When using Gaussian elimination to solve a system of linear equations, explain how you can recognize that the system has no solution. Give an example that illustrates your answer.

1 x +1 y = 2

1 x +1 y = 3

1 1 2
1 1 3 subtract top one from this

1 1 2
0 0 1 oh my! 0x+0y=1 ?

To recognize that a system of linear equations has no solution, you need to identify a contradiction or inconsistency during the process of Gaussian elimination. Here's a step-by-step explanation:

1. Write down the augmented matrix of the system, which combines the coefficients and constant terms of the variables.

2. Apply row operations to the augmented matrix to reduce it to its row echelon form or reduced row echelon form.

3. Look for any row with all zeros (except for the right-most column). This row represents an equation like 0 = constant.
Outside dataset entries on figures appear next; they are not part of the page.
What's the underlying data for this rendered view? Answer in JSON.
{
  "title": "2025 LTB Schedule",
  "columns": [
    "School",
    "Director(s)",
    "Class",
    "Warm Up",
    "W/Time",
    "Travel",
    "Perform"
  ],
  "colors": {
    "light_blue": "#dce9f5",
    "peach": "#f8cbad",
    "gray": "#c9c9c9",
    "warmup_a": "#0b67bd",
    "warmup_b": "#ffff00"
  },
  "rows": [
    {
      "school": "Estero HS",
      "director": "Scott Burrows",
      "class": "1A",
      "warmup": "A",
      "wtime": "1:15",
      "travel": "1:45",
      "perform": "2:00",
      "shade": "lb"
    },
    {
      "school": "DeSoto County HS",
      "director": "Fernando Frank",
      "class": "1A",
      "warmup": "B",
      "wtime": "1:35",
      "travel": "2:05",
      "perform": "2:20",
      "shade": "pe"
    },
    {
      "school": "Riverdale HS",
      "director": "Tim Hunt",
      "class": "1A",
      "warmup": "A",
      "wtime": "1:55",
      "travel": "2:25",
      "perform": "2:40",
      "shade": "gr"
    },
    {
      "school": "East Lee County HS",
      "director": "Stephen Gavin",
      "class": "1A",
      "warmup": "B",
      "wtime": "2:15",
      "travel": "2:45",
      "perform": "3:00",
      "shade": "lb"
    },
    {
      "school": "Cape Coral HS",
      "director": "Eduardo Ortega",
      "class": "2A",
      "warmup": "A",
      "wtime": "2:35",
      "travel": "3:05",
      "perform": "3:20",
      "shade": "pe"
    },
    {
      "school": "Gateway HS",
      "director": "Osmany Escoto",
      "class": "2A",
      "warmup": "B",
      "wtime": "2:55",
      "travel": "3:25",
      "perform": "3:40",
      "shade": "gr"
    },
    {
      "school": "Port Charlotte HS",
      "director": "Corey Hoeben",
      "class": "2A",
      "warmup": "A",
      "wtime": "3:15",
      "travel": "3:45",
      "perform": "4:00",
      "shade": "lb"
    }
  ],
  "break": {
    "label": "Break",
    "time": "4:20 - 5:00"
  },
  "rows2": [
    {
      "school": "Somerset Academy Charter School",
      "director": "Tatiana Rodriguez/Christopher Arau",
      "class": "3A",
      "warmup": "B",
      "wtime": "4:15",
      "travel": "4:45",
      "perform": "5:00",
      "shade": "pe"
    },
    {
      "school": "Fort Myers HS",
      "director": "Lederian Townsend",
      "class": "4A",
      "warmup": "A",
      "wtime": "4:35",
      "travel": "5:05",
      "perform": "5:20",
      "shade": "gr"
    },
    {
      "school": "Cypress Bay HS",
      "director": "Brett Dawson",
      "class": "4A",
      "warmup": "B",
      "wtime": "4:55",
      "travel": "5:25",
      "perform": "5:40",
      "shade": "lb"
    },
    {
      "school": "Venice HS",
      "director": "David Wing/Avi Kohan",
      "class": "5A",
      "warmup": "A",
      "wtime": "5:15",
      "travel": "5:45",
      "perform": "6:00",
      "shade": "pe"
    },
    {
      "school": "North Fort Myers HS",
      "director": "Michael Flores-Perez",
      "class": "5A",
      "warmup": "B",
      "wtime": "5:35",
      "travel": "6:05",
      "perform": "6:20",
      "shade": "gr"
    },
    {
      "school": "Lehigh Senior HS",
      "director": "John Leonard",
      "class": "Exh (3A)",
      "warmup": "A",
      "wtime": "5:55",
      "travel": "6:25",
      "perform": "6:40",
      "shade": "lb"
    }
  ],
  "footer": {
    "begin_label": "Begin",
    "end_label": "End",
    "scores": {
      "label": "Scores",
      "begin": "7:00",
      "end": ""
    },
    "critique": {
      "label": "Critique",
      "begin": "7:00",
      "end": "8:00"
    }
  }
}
This equation is a contradiction, as it implies that there is no possible solution.

4. If the last row in the reduced row echelon form is a row of zeros, it indicates an underdetermined system with infinitely many solutions.
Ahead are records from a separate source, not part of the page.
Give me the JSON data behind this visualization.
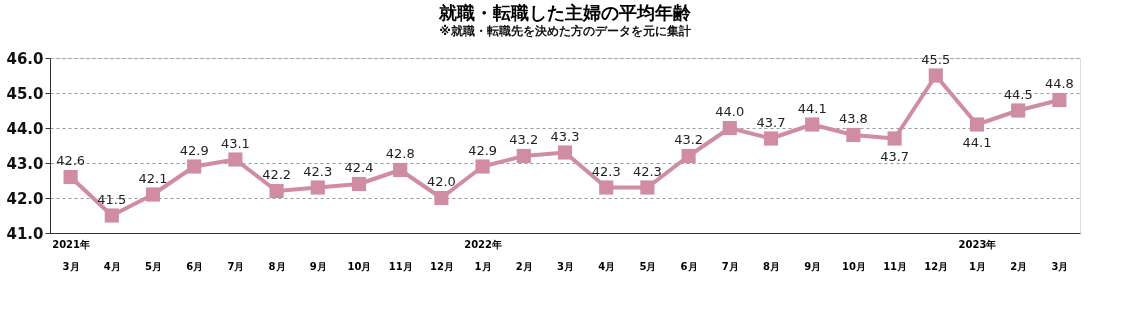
{
  "chart_data": {
    "type": "line",
    "title": "就職・転職した主婦の平均年齢",
    "subtitle": "※就職・転職先を決めた方のデータを元に集計",
    "categories": [
      "2021年\n3月",
      "4月",
      "5月",
      "6月",
      "7月",
      "8月",
      "9月",
      "10月",
      "11月",
      "12月",
      "2022年\n1月",
      "2月",
      "3月",
      "4月",
      "5月",
      "6月",
      "7月",
      "8月",
      "9月",
      "10月",
      "11月",
      "12月",
      "2023年\n1月",
      "2月",
      "3月"
    ],
    "series": [
      {
        "color": "#d08ca5",
        "values": [
          42.6,
          41.5,
          42.1,
          42.9,
          43.1,
          42.2,
          42.3,
          42.4,
          42.8,
          42.0,
          42.9,
          43.2,
          43.3,
          42.3,
          42.3,
          43.2,
          44.0,
          43.7,
          44.1,
          43.8,
          43.7,
          45.5,
          44.1,
          44.5,
          44.8
        ],
        "value_labels": [
          "42.6",
          "41.5",
          "42.1",
          "42.9",
          "43.1",
          "42.2",
          "42.3",
          "42.4",
          "42.8",
          "42.0",
          "42.9",
          "43.2",
          "43.3",
          "42.3",
          "42.3",
          "43.2",
          "44.0",
          "43.7",
          "44.1",
          "43.8",
          "43.7",
          "45.5",
          "44.1",
          "44.5",
          "44.8"
        ]
      }
    ],
    "ylim": [
      41,
      46
    ],
    "yticks": [
      {
        "value": 41,
        "label": "41.0"
      },
      {
        "value": 42,
        "label": "42.0"
      },
      {
        "value": 43,
        "label": "43.0"
      },
      {
        "value": 44,
        "label": "44.0"
      },
      {
        "value": 45,
        "label": "45.0"
      },
      {
        "value": 46,
        "label": "46.0"
      }
    ],
    "grid": "y",
    "marker": "square",
    "line_style": "solid"
  }
}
5. If there are no contradictions or all-zero rows but there are additional variables (free variables) remaining after the elimination process, it implies that the system has infinitely many solutions.

6. If none of the above conditions are met, and there are no contradictions, the system has a unique solution.

Example:
Consider the following system of linear equations:

2x + 3y - z = 4 (Equation 1)
4x - y + 2z = 6 (Equation 2)
6x - y + 2z = 8 (Equation 3)

By performing Gaussian elimination, we can set up the augmented matrix and apply row operations to reduce it:

[ 2 3 -1 | 4 ]
[ 4 -1 2 | 6 ]
[ 6 -1 2 | 8 ]

Performing row operations, we can transform it into row echelon form:

[ 2 3 -1 | 4 ]
[ 0 -7 4 | -2 ]
[ 0 0 0 | 0 ]

From the third row, we notice that all variables become zero, but the constant term is non-zero (0 ≠ 0). Hence, we have a contradiction. Therefore, this system of linear equations has no solution.
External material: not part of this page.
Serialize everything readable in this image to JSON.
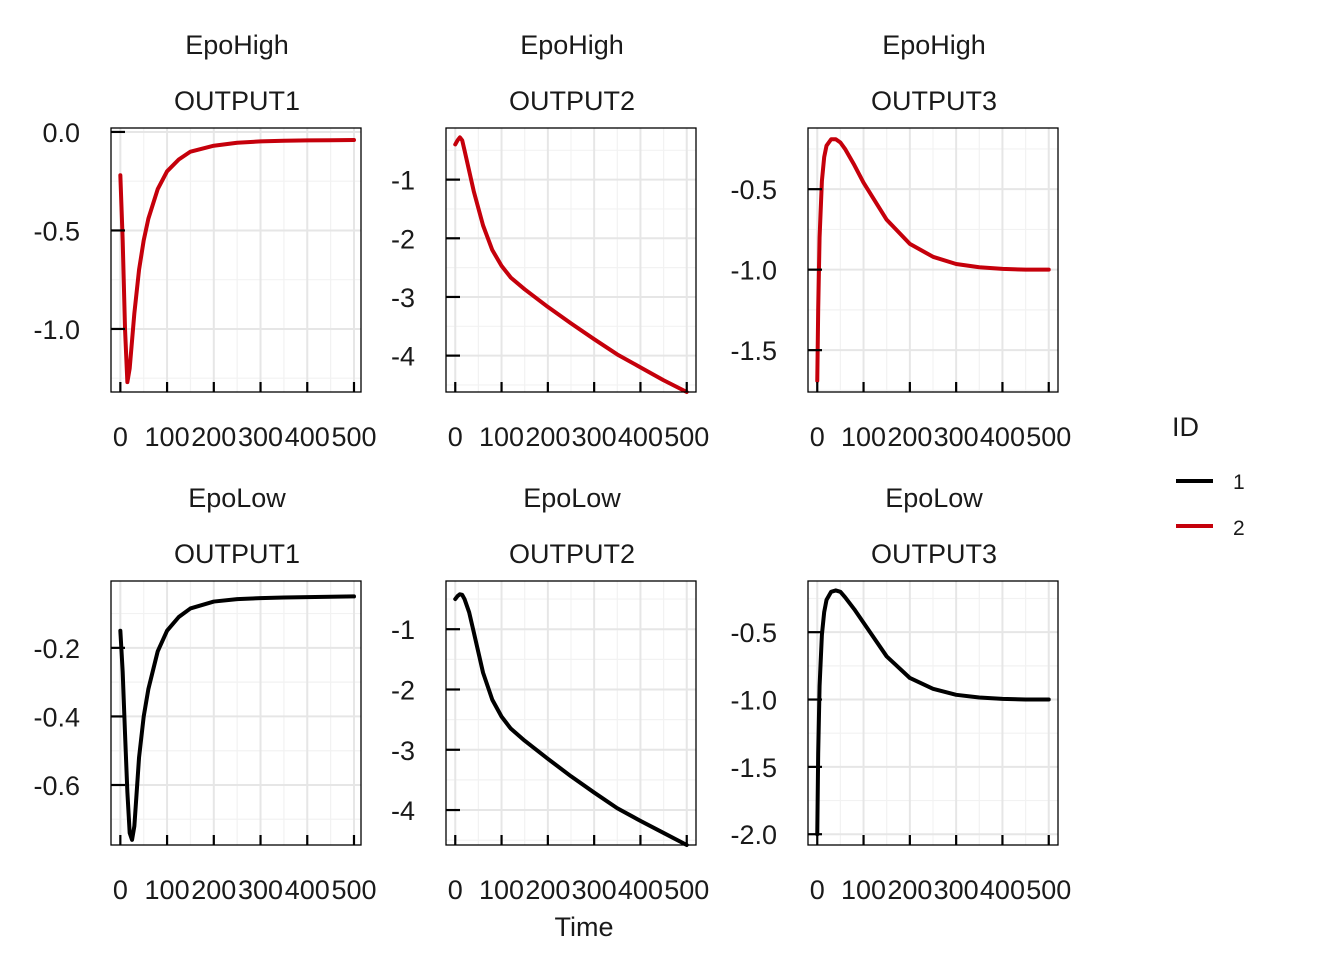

To recognize that a system of linear equations has no solution when using Gaussian elimination, you need to identify an inconsistency in the system. Gaussian elimination involves row operations to transform the augmented matrix of the system into row-echelon form. If, during this procedure, you encounter a row of the form [0 0 0 ... 0 | c], where c is nonzero, it implies that the system is inconsistent and has no solution.

Here's an example to illustrate this:

Consider the following system of equations:
1) x + 2y + 3z = 6
2) 2x + y + z = 4
3) 3x + 2y + 2z = 7

First, we write the augmented matrix for the system:

[ 1 2 3 | 6 ]
[ 2 1 1 | 4 ]
[ 3 2 2 | 7 ]

Next, we perform row operations to convert the matrix into row-echelon form. I'll show the intermediate steps:

[ 1 2 3 | 6 ] (R2 = R2 - 2R1)
[ 0 -3 -5 | -8 ]
[ 3 2 2 | 7 ] (R3 = R3 - 3R1)

[ 1 2 3 | 6 ] (R3 = R3 - 3R1)
[ 0 -3 -5 | -8 ]
[ 0 -4 -7 | -11 ] (R3 = R3 - R2)

At this point, we can observe that the last row of the augmented matrix is of the form [0 0 0 | c], where c = -11. Since c is nonzero (-11), it indicates that the system of equations is inconsistent and has no solution.

Therefore, in this example, the system of equations has no solution because the matrix obtained during Gaussian elimination contains a row where all the coefficients are zero, except for the constant term.